Humans and animals can learn complex predictive models that allow them to accurately and reliably reason about real-world phenomena, and they can adapt such models extremely quickly in the face of unexpected changes. Deep neural network models allow us to represent very complex functions, but lack this capacity for rapid online adaptation. The goal in this paper is to develop a method for continual online learning from an incoming stream of data, using deep neural network models. We formulate an online learning procedure that uses stochastic gradient descent to update model parameters, and an expectation maximization algorithm with a Chinese restaurant process prior to develop and maintain a mixture of models to handle non-stationary task distributions. This allows for all models to be adapted as necessary, with new models instantiated for task changes and old models recalled when previously seen tasks are encountered again. Furthermore, we observe that meta-learning can be used to meta-train a model such that this direct online adaptation with SGD is effective, which is otherwise not the case for large function approximators.
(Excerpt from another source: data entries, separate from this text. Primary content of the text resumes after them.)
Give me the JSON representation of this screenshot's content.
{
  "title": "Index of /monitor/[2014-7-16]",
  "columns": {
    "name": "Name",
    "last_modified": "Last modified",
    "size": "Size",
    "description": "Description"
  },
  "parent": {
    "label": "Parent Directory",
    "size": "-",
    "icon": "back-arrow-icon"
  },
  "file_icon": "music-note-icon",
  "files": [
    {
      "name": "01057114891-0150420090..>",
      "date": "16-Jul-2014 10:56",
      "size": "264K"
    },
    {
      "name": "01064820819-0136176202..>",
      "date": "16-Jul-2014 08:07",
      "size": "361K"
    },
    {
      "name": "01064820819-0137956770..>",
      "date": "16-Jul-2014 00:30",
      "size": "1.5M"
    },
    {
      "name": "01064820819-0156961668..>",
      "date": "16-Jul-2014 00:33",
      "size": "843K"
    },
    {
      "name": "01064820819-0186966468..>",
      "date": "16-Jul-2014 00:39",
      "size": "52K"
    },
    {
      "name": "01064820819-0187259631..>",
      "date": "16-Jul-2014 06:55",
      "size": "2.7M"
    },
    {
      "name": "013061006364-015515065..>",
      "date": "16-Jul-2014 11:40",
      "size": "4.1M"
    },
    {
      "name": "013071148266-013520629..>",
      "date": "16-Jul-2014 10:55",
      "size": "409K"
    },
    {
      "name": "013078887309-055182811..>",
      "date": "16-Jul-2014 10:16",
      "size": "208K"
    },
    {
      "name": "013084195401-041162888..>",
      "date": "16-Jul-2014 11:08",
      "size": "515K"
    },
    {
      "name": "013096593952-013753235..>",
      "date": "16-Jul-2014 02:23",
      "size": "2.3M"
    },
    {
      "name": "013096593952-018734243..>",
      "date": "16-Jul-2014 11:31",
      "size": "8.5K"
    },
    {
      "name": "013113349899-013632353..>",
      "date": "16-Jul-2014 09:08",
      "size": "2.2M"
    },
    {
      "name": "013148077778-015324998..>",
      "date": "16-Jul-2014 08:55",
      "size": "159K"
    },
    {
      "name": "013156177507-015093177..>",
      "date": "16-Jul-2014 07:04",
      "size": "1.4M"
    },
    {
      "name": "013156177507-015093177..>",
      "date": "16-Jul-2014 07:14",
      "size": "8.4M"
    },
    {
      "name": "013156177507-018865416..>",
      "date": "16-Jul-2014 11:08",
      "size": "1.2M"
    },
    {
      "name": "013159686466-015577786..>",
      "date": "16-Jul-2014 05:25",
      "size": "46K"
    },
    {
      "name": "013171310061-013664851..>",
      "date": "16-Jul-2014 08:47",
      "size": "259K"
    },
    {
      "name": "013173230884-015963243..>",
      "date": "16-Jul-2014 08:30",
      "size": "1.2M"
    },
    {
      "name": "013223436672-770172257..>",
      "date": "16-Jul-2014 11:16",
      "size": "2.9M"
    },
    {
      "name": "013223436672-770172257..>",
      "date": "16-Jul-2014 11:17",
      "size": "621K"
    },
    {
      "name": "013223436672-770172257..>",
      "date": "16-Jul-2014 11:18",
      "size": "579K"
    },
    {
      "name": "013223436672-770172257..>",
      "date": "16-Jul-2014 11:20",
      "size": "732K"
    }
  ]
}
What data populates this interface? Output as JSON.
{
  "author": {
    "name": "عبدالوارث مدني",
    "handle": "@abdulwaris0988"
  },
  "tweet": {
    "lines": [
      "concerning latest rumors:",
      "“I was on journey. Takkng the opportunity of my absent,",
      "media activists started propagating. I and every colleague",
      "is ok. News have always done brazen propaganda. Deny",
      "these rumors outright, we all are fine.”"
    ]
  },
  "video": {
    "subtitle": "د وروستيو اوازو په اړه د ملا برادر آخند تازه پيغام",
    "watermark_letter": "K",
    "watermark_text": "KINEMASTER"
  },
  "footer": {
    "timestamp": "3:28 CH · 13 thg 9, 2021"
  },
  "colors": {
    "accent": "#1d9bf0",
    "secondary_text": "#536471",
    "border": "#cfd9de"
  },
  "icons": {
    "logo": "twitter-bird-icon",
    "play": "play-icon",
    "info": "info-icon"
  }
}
In this work, we apply our meta-learning for online learning (MOLe) approach to model-based reinforcement learning, where adapting the predictive model is critical for control; we demonstrate that MOLe outperforms alternative prior methods, and enables effective continuous adaptation in non-stationary task distributions such as varying terrains, motor failures, and unexpected disturbances.

Paper Structure

This paper contains 16 sections, 12 equations, 10 figures, 2 tables, 1 algorithm.

Figures (10)

  • Figure 1: Half-cheetah agent, shown traversing a landscape with 'basins'
  • Figure 2: Results on half-cheetah terrain traversal. The poorly performing model-based RL shows that a single model is not sufficient, and model-based RL with online gradient updates shows that a meta-learned initialization is critical. The three meta-learning approaches perform similarly; however, the performance of k-shot adaptation deteriorates when the task calls for taking multiple gradient steps away from the prior.
  • Figure 3: Latent task distribution over time for two half-cheetah landscape traversal tasks, where encountered terrain slopes vary within each run. Interestingly, we find that MOLe chooses to only use a single latent task variable to describe varying terrain.
  • Figure 4: Results on the motor malfunction trials, where different trials are shown task distributions that modulate at different frequencies (or stay constant, for the first category). Here, online learning is critical for good performance, k-shot adaptation is insufficient for such different tasks, and continued gradient steps leads to overfitting to recently seen data.
  • Figure 5: Latent task variable distribution over the course of an online learning trial where the underlying motor malfunction changes every $500$ timesteps. We find that MOLe is able to successfully recover the task structure, recognize when the underlying task has changed, and recall previously seen tasks.